San Francisco Earthquake of 1906, Market and Bush Streets. (Mechanics Monument) - NARA - 524405.tif

Mechanics Monument

Public art in San FranciscoMarket Street (San Francisco)1901 sculptures
3 min read

San Franciscans called it Donahue's pump, and the nickname stuck. Douglas Tilden's massive bronze sculpture at the intersection of Market, Bush, and Battery Streets was supposed to honor Peter Donahue, who built the Union Iron Works into the first foundry on the Pacific Coast. Instead, the monument became entangled in a lawsuit between the dead benefactor's executors and his widow before a single ounce of bronze was cast. The art, when it finally arrived, was worth the wait. The family drama was a bonus.

A Bequest Under Siege

The monument exists because James Mervyn Donahue, Peter's son, left $25,000 in his will for a memorial to his father. The executors argued there were no Donahues left to keep the family name alive, and Mervyn had wanted the monument to do it. His widow disagreed, suing in June 1896 to block the bequest, arguing it constituted a charity and the amount was excessive. The courts sided with the executors twice, clearing the way for an open design competition. Executor Peter McGlynn insisted that the design should come from a California artist using California materials and workmanship. Douglas Tilden, a deaf sculptor who was already one of the state's most prominent artists, won the commission. His model was accepted in 1899. This would be his most ambitious work.

Dedication Without a President

The Donahue Fountain was dedicated on May 15, 1901, and President McKinley was supposed to attend. Mayor Phelan caused a stir by announcing that McKinley's trip had been cut short by his wife Ida's illness. Phelan accepted the statue with a brief speech, and it was unveiled by Irving M. Scott, manager of the Union Iron Works. Initial plans had called for the monument to stand forty feet tall as the centerpiece of a fountain with a basin forty feet in diameter, featuring eight-foot-high bronze figures of workers. When originally erected, it was indeed surrounded by water. Theodore Roosevelt visited on May 13, 1903, using the monument as a backdrop for a speech on expansion and trade.
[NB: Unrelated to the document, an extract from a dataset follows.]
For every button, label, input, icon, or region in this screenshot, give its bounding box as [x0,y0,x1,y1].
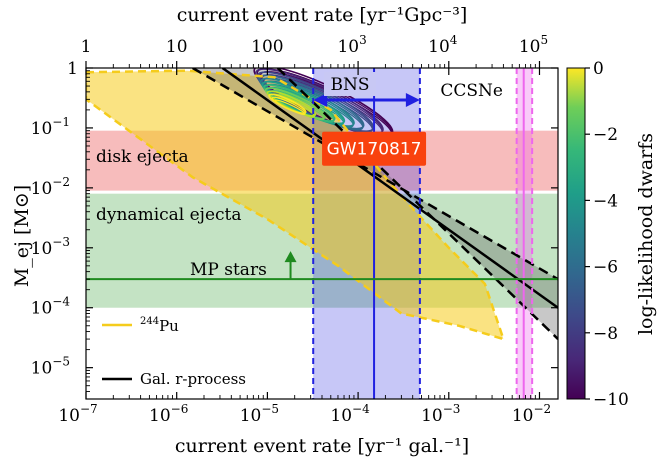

After the 1906 earthquake, the fountain basin was eliminated, leaving only the bronze sculpture group standing dry at its Market Street intersection.

Tilden's Market Street Legacy

The Mechanics Monument was part of a larger commission. Tilden created three major works for a Market Street beautification project at the turn of the twentieth century: the Admission Day Monument at Market and Montgomery, California Volunteers at Market and Dolores, and this monument and fountain. Together they represented California's ambition to announce itself as a place of consequence, using public art to declare that a city built by miners and ironworkers deserved monuments as grand as any eastern capital. The Mechanics Monument has outlasted the foundry it commemorates, the family it memorializes, and the fountain that once surrounded it. The nickname endures too.

From the Air

Located at 37.79°N, 122.40°W at the intersection of Market, Bush, and Battery Streets in San Francisco's Financial District. The monument is at street level and not individually visible from altitude. Nearest airports: SFO (KSFO, 11 nm south), Oakland (KOAK, 9 nm east).